Conflicting Goals on Monetary Policy
The Fed’s credibility on monetary policy depends on its unwavering commitment to price stability. Warsh recently stated that commitment very clearly—“the Committee will deliver price stability.” While that is seemingly a very clear and straightforward statement, Warsh has muddied the picture by also stating that he is considering essentially redefining how the Fed looks at inflation, and even recently established a task force to help address how to do so.
So, on one hand, he has publicly committed to delivering price stability, but on the other hand, he wants to effectively redefine what price stability means and change how the Fed incorporates current and future information. For example, he has argued that the rise of artificial intelligence will boost productivity and lead to non-inflationary growth and that the Fed must therefore be looking at future trends in combination with current data. That argument is highly speculative, and some of the Fed’s own leadership sees the possibility of the opposite being true.

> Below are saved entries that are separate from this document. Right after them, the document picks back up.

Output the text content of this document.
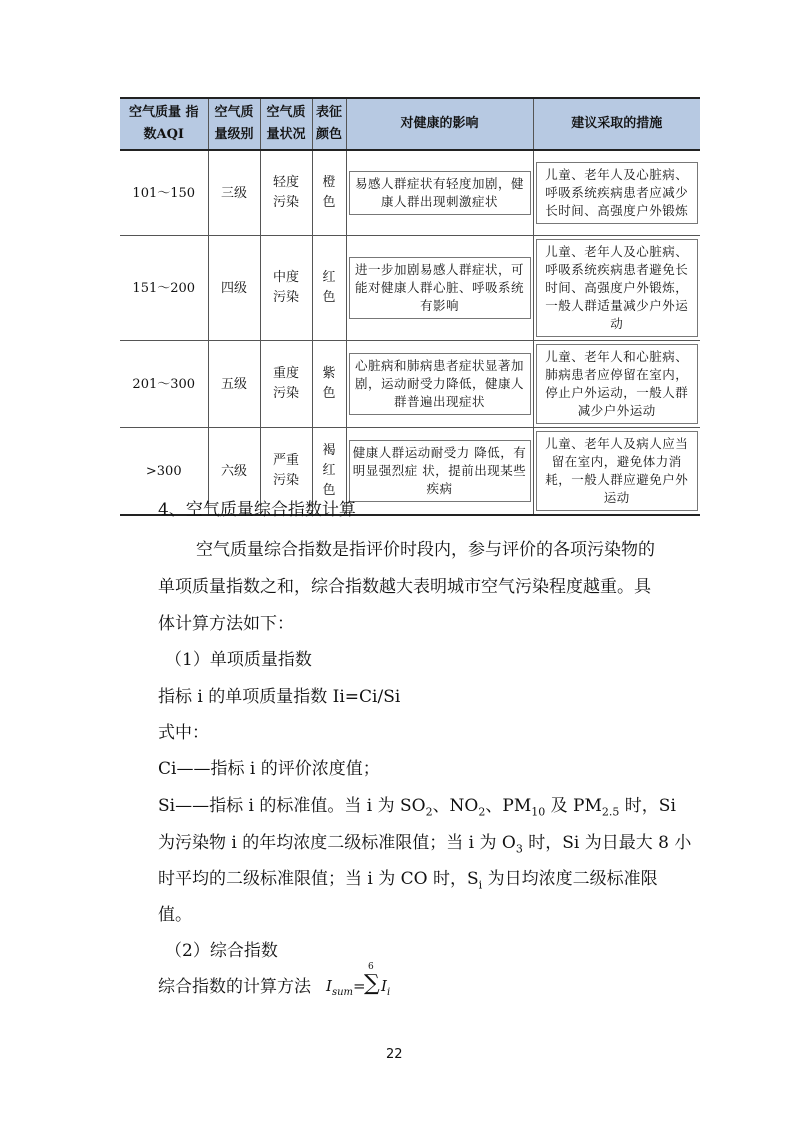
空气质量 指数AQI	空气质 量级别	空气质 量状况	表征 颜色	对健康的影响	建议采取的措施
101～150	三级	轻度 污染	橙色	易感人群症状有轻度加剧，健康人群出现刺激症状	儿童、老年人及心脏病、呼吸系统疾病患者应减少长时间、高强度户外锻炼

151～200	四级	中度 污染	红色	进一步加剧易感人群症状，可能对健康人群心脏、呼吸系统有影响	儿童、老年人及心脏病、呼吸系统疾病患者避免长时间、高强度户外锻炼，一般人群适量减少户外运动

201～300	五级	重度 污染	紫色	心脏病和肺病患者症状显著加剧，运动耐受力降低，健康人群普遍出现症状	儿童、老年人和心脏病、肺病患者应停留在室内，停止户外运动，一般人群减少户外运动

>300	六级	严重 污染	褐红 色	健康人群运动耐受力 降低，有明显强烈症 状，提前出现某些疾病	儿童、老年人及病人应当留在室内，避免体力消耗，一般人群应避免户外运动
4、空气质量综合指数计算
空气质量综合指数是指评价时段内，参与评价的各项污染物的
单项质量指数之和，综合指数越大表明城市空气污染程度越重。具
体计算方法如下：
（1）单项质量指数
指标 i 的单项质量指数 Ii=Ci/Si
式中：
Ci——指标 i 的评价浓度值；
Si——指标 i 的标准值。当 i 为 $SO_2$、$NO_2$、$PM_{10}$ 及 $PM_{2.5}$ 时，Si
为污染物 i 的年均浓度二级标准限值；当 i 为 $O_3$ 时，Si 为日最大 8 小
时平均的二级标准限值；当 i 为 CO 时，$S_i$ 为日均浓度二级标准限
值。
（2）综合指数
综合指数的计算方法 $I_{sum}=$
6
∑ $I_i$
22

Congress must demand a clear articulation of how Warsh is thinking about his intended shift in both the definition of price stability and how he envisions the FOMC incorporating the broad set of datapoints he has noted in their decision making. In particular, he should be required to clarify his issues with current inflation data and how he intends to reconcile the conflicting data signals that inevitably arise when considering broad ranges of datapoints.
Conclusion
As Chair of the Fed, Warsh is accountable to Congress and the American people. While the Fed must remain independent to set policy, Congress also has a critical role to ask direct and rigorous questions about the issues laid out in this fact sheet.
The American public deserves to know whether Chair Warsh plans to prioritize long-term economic stability and accountability or weaken the safeguards designed to prevent another devastating financial crisis, and to know how he plans to deliver on real price stability.